Trump afirma también que los estadounidense han sido tratados como niños por los políticos de ambos partidos, quienes jamás cumplen sus promesas. Dado que todos los políticos son farsantes, Trump no tiene que preocuparse en detallar sus promesas: quienes explican la palabra empeñada de cualquier manera terminan rompiéndola de manera consistente. En cuanto a la clase intelectual que aborrece a Trump, casi podemos oír su chiste napoleónico: “No se razona con intelectuales. Hay que matarlos a tiros”.
Trump no siente la presión de ser específico. Dudamos que siquiera lea cuidadosamente sus documentos sobre postura, dada su evidente incapacidad para revisar los puntos temáticos de las entrevistas. ¿A quién le importan?
La genialidad de Napoleón para metamorfosearse de un insignificante oficial de artillería en emperador de Europa se debió a una intuición similar: de que en la desmoralizada Francia, abrumada por el fervor revolucionario y la reacción borbónica, solo él podía ofrecer algo parecido y a la vez, distinto de aquellas dos facciones oportunistas.
Napoleón emplearía, renuentemente, el autoritarismo, mas lo pondría al servicio del pueblo proverbial en vez de la clase aristocrática y la osificada clerecía. Acabaría con la burocracia y la corrupción de la misma manera como lanzó el “olor de metralla” a la multitud de revoltosos.
Los enemigos de Napoleón no eran solo la realeza corrupta y los saqueadores que traicionaron la Revolución, sino una pandilla de países oportunistas como Gran Bretaña, Rusia, Prusia y Austria, todos los cuales querían aprovechar el caos francés robando sus fronteras, su comercio y su preeminencia.
Napoleón tampoco detalló una agenda de la manera como devolvería la grandeza a Francia, porque su espectacular éxito personal era evidenciaprima facie de que lo que había hecho para sí, podía hacer fácilmente por su país. No hacía falta definir el éxito, sino simplemente profesarlo.

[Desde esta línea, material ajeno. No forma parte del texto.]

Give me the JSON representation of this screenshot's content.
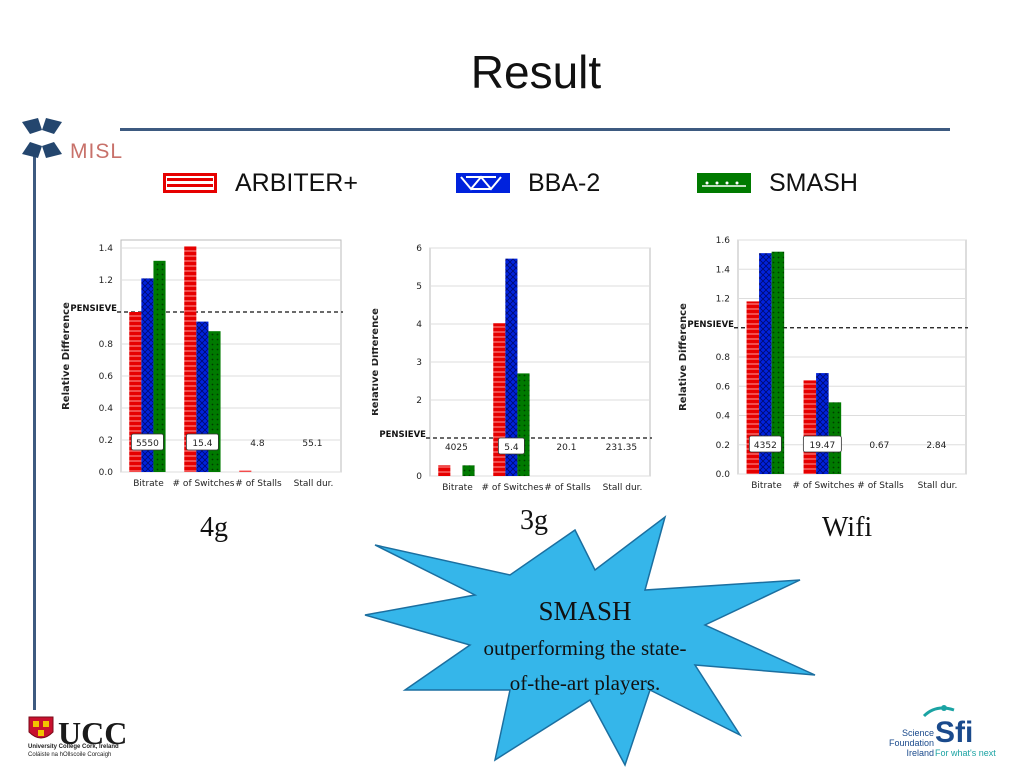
{
  "slide": {
    "title": "Result",
    "logo_misl": "MISL",
    "captions": [
      "4g",
      "3g",
      "Wifi"
    ],
    "callout": {
      "title": "SMASH",
      "line1": "outperforming the state-",
      "line2": "of-the-art players."
    },
    "footer": {
      "ucc": "UCC",
      "ucc_sub1": "University College Cork, Ireland",
      "ucc_sub2": "Coláiste na hOllscoile Corcaigh",
      "sfi_line1": "Science",
      "sfi_line2": "Foundation",
      "sfi_line3": "Ireland",
      "sfi_word": "Sfi",
      "sfi_tag": "For what's next"
    }
  },
  "legend": [
    {
      "name": "ARBITER+",
      "color": "#e60000"
    },
    {
      "name": "BBA-2",
      "color": "#0022dd"
    },
    {
      "name": "SMASH",
      "color": "#007a00"
    }
  ],
  "colors": {
    "arbiter": "#e60000",
    "bba": "#0022dd",
    "smash": "#007a00",
    "rule": "#3d5a80",
    "star": "#35b6ea"
  },
  "chart_data": [
    {
      "type": "bar",
      "caption": "4g",
      "ylabel": "Relative Difference",
      "categories": [
        "Bitrate",
        "# of Switches",
        "# of Stalls",
        "Stall dur."
      ],
      "ylim": [
        0,
        1.45
      ],
      "yticks": [
        "0.0",
        "0.2",
        "0.4",
        "0.6",
        "0.8",
        "1.2",
        "1.4"
      ],
      "ytick_values": [
        0,
        0.2,
        0.4,
        0.6,
        0.8,
        1.2,
        1.4
      ],
      "reference": {
        "label": "PENSIEVE",
        "value": 1.0
      },
      "series": [
        {
          "name": "ARBITER+",
          "values": [
            1.0,
            1.41,
            0.01,
            0.0
          ]
        },
        {
          "name": "BBA-2",
          "values": [
            1.21,
            0.94,
            0.0,
            0.0
          ]
        },
        {
          "name": "SMASH",
          "values": [
            1.32,
            0.88,
            0.0,
            0.0
          ]
        }
      ],
      "baseline_labels": [
        "5550",
        "15.4",
        "4.8",
        "55.1"
      ],
      "boxed_labels": [
        true,
        true,
        false,
        false
      ],
      "grid": true
    },
    {
      "type": "bar",
      "caption": "3g",
      "ylabel": "Relative Difference",
      "categories": [
        "Bitrate",
        "# of Switches",
        "# of Stalls",
        "Stall dur."
      ],
      "ylim": [
        0,
        6
      ],
      "yticks": [
        "0",
        "2",
        "3",
        "4",
        "5",
        "6"
      ],
      "ytick_values": [
        0,
        2,
        3,
        4,
        5,
        6
      ],
      "reference": {
        "label": "PENSIEVE",
        "value": 1.0
      },
      "series": [
        {
          "name": "ARBITER+",
          "values": [
            0.28,
            4.02,
            0.0,
            0.0
          ]
        },
        {
          "name": "BBA-2",
          "values": [
            0.0,
            5.72,
            0.0,
            0.0
          ]
        },
        {
          "name": "SMASH",
          "values": [
            0.28,
            2.7,
            0.0,
            0.0
          ]
        }
      ],
      "baseline_labels": [
        "4025",
        "5.4",
        "20.1",
        "231.35"
      ],
      "boxed_labels": [
        false,
        true,
        false,
        false
      ],
      "grid": true
    },
    {
      "type": "bar",
      "caption": "Wifi",
      "ylabel": "Relative Difference",
      "categories": [
        "Bitrate",
        "# of Switches",
        "# of Stalls",
        "Stall dur."
      ],
      "ylim": [
        0,
        1.6
      ],
      "yticks": [
        "0.0",
        "0.2",
        "0.4",
        "0.6",
        "0.8",
        "1.2",
        "1.4",
        "1.6"
      ],
      "ytick_values": [
        0,
        0.2,
        0.4,
        0.6,
        0.8,
        1.2,
        1.4,
        1.6
      ],
      "reference": {
        "label": "PENSIEVE",
        "value": 1.0
      },
      "series": [
        {
          "name": "ARBITER+",
          "values": [
            1.18,
            0.64,
            0.0,
            0.0
          ]
        },
        {
          "name": "BBA-2",
          "values": [
            1.51,
            0.69,
            0.0,
            0.0
          ]
        },
        {
          "name": "SMASH",
          "values": [
            1.52,
            0.49,
            0.0,
            0.0
          ]
        }
      ],
      "baseline_labels": [
        "4352",
        "19.47",
        "0.67",
        "2.84"
      ],
      "boxed_labels": [
        true,
        true,
        false,
        false
      ],
      "grid": true
    }
  ]
}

Como es evidente, el oportunista Trump no es el general Napoleón y no estamos en la Francia de hace 200 años, en guerra con Europa. Con todo, atrae a un público igualmente deprimido que siente que el caos de los continuos altibajos sociales y económicos –y la anarquía- pueden aliviarse fácilmente y reemplazarse con un nuevo consenso nacional triunfante, si solo damos la dirección a un hombre dinámico montado a caballo.
Por ahora, las baladronadas de Trump, sus promesas de acción y su osadía parecen inspirar más votantes que sus salidas incoherentes. Es un imitador de Napoleón en una época igualmente napoleónica, a quien eruditos y críticos, por igual, no acaban de entender, sintiéndose intrigados por el personaje al tiempo que lo descartan como un bufón. Sin embargo, el exuberante millonario y anfitrión televisivo no tiene más probabilidades de ser el autoproclamado salvador de este país que el desconocido cabo de artillería corso que prometió devolver la “grandeza” a la Francia revolucionaria. Por desgracia, las repúblicas –antiguas y modernas- no tienen buenos antecedentes históricos invitando a forasteros para salvarse de sí mismas.